Clipper Equity LLC is a partnership led by David Bistricer and Sam Levinson. The firm owns more than 60 buildings, with thousands of residential units, in New York and New Jersey. The partnership are known for their attempted purchase of the Starrett City housing complex in Brooklyn, New York, for $1.3 billion on February 8, 2007, in one of the largest real estate transactions in history. New York's Mayor Michael Bloomberg expressed concerns over the new landlord's history of building violations.

== Controversy ==
Clipper Equity attempted to buy the Starrett City complex, the largest federally subsidised housing development in the United States, for a then record $1.3 billion on February 8, 2007.

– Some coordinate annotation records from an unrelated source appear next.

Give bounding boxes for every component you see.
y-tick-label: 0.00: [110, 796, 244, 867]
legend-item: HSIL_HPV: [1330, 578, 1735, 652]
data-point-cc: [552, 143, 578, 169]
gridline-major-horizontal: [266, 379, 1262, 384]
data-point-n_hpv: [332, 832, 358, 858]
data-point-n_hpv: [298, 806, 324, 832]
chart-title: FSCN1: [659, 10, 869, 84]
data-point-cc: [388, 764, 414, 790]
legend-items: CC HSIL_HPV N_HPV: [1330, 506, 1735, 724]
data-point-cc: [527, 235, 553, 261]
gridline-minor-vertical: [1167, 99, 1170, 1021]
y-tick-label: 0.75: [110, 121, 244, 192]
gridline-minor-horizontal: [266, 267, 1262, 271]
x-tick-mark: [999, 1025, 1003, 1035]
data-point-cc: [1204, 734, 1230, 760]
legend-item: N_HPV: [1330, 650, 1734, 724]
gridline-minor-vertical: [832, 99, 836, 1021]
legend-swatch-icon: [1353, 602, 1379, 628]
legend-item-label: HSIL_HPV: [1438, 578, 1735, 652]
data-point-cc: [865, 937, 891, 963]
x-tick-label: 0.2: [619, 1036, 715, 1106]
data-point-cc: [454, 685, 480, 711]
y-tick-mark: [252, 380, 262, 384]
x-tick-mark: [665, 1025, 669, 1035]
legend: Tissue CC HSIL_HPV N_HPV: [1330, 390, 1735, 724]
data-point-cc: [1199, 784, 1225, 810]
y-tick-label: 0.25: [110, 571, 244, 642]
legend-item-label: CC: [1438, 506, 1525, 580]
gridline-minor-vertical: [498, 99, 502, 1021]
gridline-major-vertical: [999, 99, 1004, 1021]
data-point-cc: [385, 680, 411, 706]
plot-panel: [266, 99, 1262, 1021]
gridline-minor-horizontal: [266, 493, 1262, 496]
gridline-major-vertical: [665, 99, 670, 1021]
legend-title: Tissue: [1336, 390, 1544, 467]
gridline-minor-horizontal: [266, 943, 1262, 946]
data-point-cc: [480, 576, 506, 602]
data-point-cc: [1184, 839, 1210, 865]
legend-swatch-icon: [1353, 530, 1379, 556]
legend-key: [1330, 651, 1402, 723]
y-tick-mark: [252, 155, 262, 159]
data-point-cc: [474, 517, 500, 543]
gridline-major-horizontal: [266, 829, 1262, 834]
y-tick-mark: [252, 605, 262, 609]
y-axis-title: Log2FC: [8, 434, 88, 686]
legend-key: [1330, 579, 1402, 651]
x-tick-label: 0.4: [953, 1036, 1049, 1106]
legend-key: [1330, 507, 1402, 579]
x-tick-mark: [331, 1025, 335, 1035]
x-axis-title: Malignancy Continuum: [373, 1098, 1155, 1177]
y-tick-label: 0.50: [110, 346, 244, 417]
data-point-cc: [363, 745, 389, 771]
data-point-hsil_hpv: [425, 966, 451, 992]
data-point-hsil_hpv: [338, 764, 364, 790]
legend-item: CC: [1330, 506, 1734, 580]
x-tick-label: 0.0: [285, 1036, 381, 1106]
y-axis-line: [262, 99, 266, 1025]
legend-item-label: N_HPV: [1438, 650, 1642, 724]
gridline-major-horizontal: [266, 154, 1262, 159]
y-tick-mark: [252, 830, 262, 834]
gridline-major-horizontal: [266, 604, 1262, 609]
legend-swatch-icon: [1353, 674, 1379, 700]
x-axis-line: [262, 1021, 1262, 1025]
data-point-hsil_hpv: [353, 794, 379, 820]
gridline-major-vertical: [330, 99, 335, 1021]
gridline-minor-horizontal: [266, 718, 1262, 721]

The State of New York and the Federal Department of Housing and Urban Development expressed concerns, and on March 1, 2007, a US Federal Judge blocked the sale. According to the Associated Press, Housing Secretary Alphonso Jackson said Clipper Equity, the prospective buyer of the complex, failed to explain how it would remain an affordable community.

Due to past irregularities, Clipper Equity was banned for life in 1998 from converting apartments to condominiums or co-ops in New York State. Exceptions to this ban are made on an individual project basis. For example, Clipper Equity has been given permission to sell apartments it is renovating in Downtown Brooklyn.